Ha costruito Cimauto mattone dopo mattone, con la tenacia di chi crede nei sogni e la dedizione di chi ama profondamente il proprio lavoro e la propria terra. È grazie alla sua lungimiranza che dal 1992 la nostra realtà rappresenta con orgoglio il marchio Hyundai, un legame di fiducia e professionalità che portiamo avanti da oltre trent'anni.

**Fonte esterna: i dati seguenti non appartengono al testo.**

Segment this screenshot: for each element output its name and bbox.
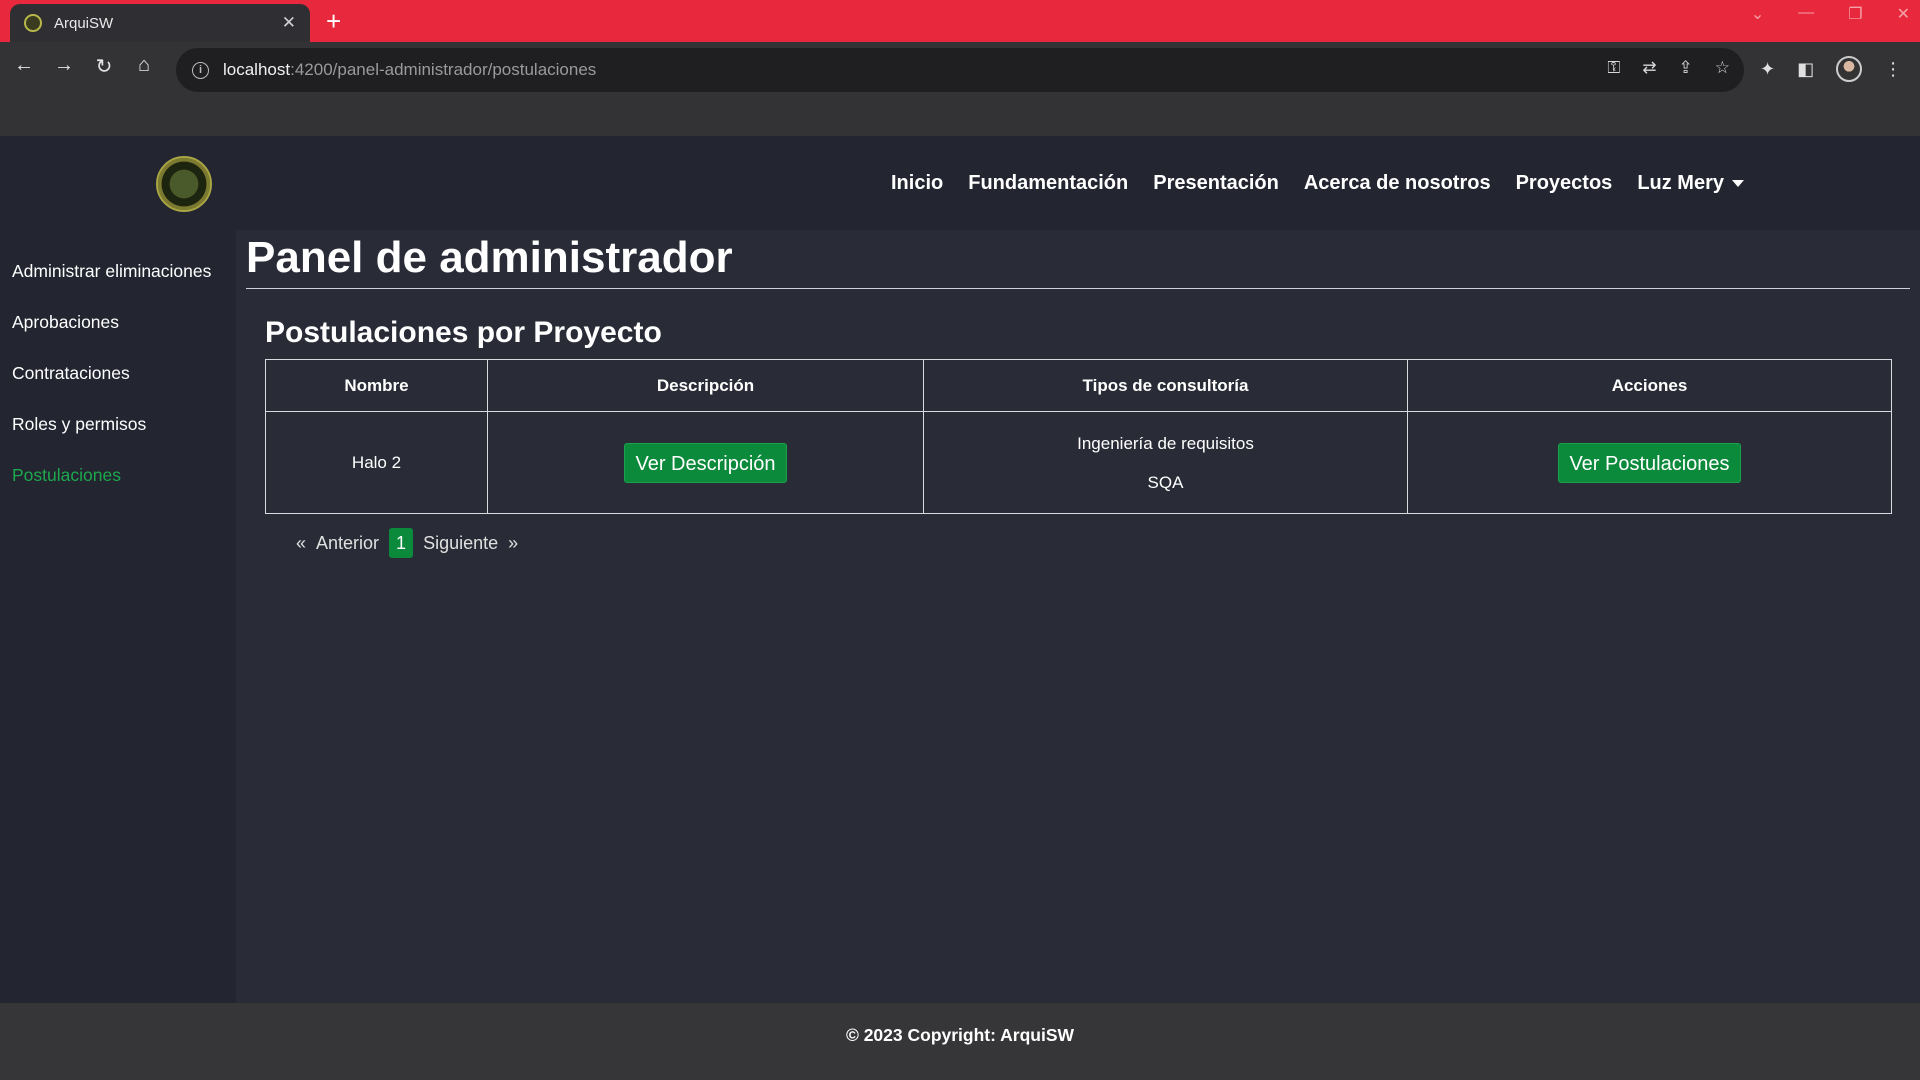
url-host: localhost — [223, 60, 291, 79]
minimize-icon[interactable]: — — [1798, 4, 1814, 24]
profile-avatar[interactable] — [1836, 56, 1863, 82]
cell-descripcion: Ver Descripción — [487, 411, 924, 514]
nav-proyectos[interactable]: Proyectos — [1516, 172, 1613, 195]
current-page-button[interactable]: 1 — [389, 528, 414, 558]
page-footer: © 2023 Copyright: ArquiSW — [0, 1003, 1920, 1080]
app-navbar: Inicio Fundamentación Presentación Acerc… — [0, 136, 1920, 230]
page-title: Panel de administrador — [246, 233, 733, 282]
prev-page-link[interactable]: Anterior — [316, 533, 379, 554]
app-logo[interactable] — [156, 156, 212, 212]
section-title: Postulaciones por Proyecto — [265, 316, 662, 349]
browser-tabbar: ArquiSW ✕ + ⌄ — ❐ ✕ — [0, 0, 1920, 42]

Guidare Cimauto in questo ultimo decennio è stata la sfida più importante: una responsabilità che ho portato con me ogni giorno, cercando sempre di onorare gli insegnamenti ricevuti. Non è stato un percorso privo di ostacoli, ma è stata la lezione di concretezza, correttezza e resilienza trasmessa da mio padre a permetterci di superare ogni tempesta.
Oggi Cimauto continua a correre, ad evolversi e a guardare al futuro. La visione di mio padre resta la nostra bussola e il suo modo di intendere l'impresa — fatta di impegno quotidiano, attenzione alle persone e traguardi condivisi — continua a vivere in ogni nostra attività.
A lui va il nostro pensiero più profondo, con la promessa di continuare a far crescere l'azienda con la stessa passione che ha animato la sua carriera.
𝐂𝐢𝐦𝐚𝐮𝐭𝐨 𝐫𝐢𝐜𝐨𝐫𝐝𝐚 𝐢𝐥 𝐬𝐮𝐨 𝐟𝐨𝐧𝐝𝐚𝐭𝐨𝐫𝐞, 𝐄𝐠𝐢𝐝𝐢𝐨 𝐒𝐚𝐧𝐠𝐞𝐫𝐦𝐚𝐧𝐨. 𝐌𝐚𝐫𝐢𝐧𝐚 𝐒𝐚𝐧𝐠𝐞𝐫𝐦𝐚𝐧𝐨 𝐫𝐢𝐜𝐨𝐫𝐝𝐚 𝐬𝐮𝐨 𝐩𝐚𝐝𝐫𝐞 𝐜𝐨𝐧 𝐬𝐭𝐢𝐦𝐚 𝐞 𝐢𝐦𝐦𝐞𝐧𝐬𝐨 𝐚𝐟𝐟𝐞𝐭𝐭𝐨.